Prepare for security incidents with a documented, tested plan that defines detection, triage, containment, eradication, recovery, and post-incident review. Establish clear roles, escalation paths, and communication templates you can deploy quickly.

For potential breaches, perform a risk assessment to determine the probability of compromise. If a breach occurred, follow Breach Notification Procedures: notify affected individuals without unreasonable delay and no later than 60 calendar days after discovery; notify HHS and, when applicable, prominent media for large breaches; and document every step.

  • 24/7 reporting channels, triage criteria, and decision trees for breach vs. non-breach.
  • Forensics and evidence preservation with time-stamped logs and chain of custody.
  • Individual, HHS, and media notifications based on impact thresholds and timelines.
  • Root-cause analysis and corrective action plans tracked to closure.

Documentation and Record-Keeping

HIPAA expects proof, not promises. Maintain current policies and procedures, records of Risk Assessments, risk treatment plans, access reviews, training logs, BAAs, and incident reports. Version-control documents and show when each was approved and by whom.

Retain required documentation for at least six years and keep evidence organized for quick retrieval. Use an inventory to map where PHI lives, who can access it, and what safeguards protect it; update it as systems and vendors change.

  • Policy repository with review dates and approvals.
  • Central evidence binder for assessments, audits, and corrective actions.
  • BAA tracker with renewal dates and vendor contacts.

Continuous Monitoring and Improvement

Compliance is a living program. Monitor controls continuously with metrics such as patch cadence, phishing click rates, access review completion, and log coverage. Run vulnerability scans and periodic penetration tests; remediate issues by risk priority.

Conduct internal audits, tabletop exercises, and vendor reassessments to validate readiness. Use a plan–do–check–act cycle to convert findings into durable improvements and keep your HIPAA program aligned with evolving threats and business changes.

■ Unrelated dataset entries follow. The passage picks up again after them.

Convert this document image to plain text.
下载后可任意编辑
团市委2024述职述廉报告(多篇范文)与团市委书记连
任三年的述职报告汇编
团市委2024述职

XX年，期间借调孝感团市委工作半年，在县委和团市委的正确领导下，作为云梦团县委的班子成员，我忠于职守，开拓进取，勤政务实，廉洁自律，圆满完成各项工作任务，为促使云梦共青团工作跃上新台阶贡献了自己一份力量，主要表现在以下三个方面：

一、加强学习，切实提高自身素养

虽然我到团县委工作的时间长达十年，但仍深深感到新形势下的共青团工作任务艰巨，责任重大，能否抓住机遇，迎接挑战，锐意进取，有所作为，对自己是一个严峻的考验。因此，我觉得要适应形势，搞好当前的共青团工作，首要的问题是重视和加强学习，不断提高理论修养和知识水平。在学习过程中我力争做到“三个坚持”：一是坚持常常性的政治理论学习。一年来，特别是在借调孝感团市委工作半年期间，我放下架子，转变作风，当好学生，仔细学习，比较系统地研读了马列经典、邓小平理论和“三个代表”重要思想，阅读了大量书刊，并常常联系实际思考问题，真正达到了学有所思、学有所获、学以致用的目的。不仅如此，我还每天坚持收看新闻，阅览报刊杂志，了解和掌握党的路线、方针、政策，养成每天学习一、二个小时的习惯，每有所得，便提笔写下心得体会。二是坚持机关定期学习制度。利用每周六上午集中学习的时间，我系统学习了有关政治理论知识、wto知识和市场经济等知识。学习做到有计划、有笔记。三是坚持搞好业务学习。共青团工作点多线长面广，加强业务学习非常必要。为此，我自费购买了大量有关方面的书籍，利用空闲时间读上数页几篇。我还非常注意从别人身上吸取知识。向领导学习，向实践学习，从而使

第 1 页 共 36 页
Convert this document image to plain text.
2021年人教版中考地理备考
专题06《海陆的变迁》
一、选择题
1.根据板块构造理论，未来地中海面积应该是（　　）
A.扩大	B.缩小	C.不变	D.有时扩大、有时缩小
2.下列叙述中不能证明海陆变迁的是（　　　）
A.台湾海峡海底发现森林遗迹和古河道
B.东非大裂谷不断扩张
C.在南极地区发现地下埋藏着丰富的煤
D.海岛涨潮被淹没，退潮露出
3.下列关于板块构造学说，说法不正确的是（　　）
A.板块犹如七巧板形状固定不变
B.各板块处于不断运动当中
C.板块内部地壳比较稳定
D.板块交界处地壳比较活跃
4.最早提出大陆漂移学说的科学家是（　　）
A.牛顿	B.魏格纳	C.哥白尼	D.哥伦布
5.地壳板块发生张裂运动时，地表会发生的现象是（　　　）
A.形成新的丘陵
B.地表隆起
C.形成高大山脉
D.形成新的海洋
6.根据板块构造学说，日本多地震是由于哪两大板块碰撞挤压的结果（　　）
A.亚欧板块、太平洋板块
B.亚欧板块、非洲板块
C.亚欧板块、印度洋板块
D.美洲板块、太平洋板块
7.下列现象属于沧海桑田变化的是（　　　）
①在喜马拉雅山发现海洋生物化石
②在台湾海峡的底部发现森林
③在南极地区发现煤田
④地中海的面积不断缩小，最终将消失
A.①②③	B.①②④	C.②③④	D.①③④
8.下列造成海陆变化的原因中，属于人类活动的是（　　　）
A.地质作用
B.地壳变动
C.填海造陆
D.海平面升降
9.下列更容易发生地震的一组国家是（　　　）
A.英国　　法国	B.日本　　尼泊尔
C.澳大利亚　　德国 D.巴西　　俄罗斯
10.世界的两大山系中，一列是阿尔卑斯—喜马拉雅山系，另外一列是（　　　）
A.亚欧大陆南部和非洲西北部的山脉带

In short, anchor your HIPAA Compliance on disciplined Risk Assessments, strong safeguards, enforceable BAAs, well-trained staff, tested incident response, and rigorous documentation—then iterate continuously.

FAQs

What are the core HIPAA compliance requirements?

You must implement Administrative, Physical, and Technical Safeguards to protect PHI/ePHI; conduct ongoing Risk Assessments and manage identified risks; maintain written policies and sanctions; train your workforce; execute Business Associate Agreements before sharing PHI; and follow Breach Notification Procedures with timely, documented communications.

How often should HIPAA risk assessments be conducted?

Perform an enterprise-wide risk analysis at least annually and whenever you introduce major changes—such as new systems, migrations, acquisitions, or significant workflow shifts. Supplement this with continuous monitoring, targeted mini-assessments, and risk reviews after incidents.

What key elements must a Business Associate Agreement include?

Define permitted uses and disclosures, require Administrative/Physical/Technical Safeguards, set Breach Notification Procedures with timelines, extend obligations to subcontractors, grant verification or audit rights, and specify termination terms plus return or destruction of PHI.

How should organizations handle HIPAA breach notifications?

First, determine whether an incident is a breach through a documented risk assessment. If it is, notify affected individuals without unreasonable delay and no later than 60 days after discovery, include required content (what happened, data involved, steps taken, protective measures, contact info), notify HHS per size thresholds, and inform media when 500 or more individuals in a state or jurisdiction are affected. Document decisions and corrective actions end-to-end.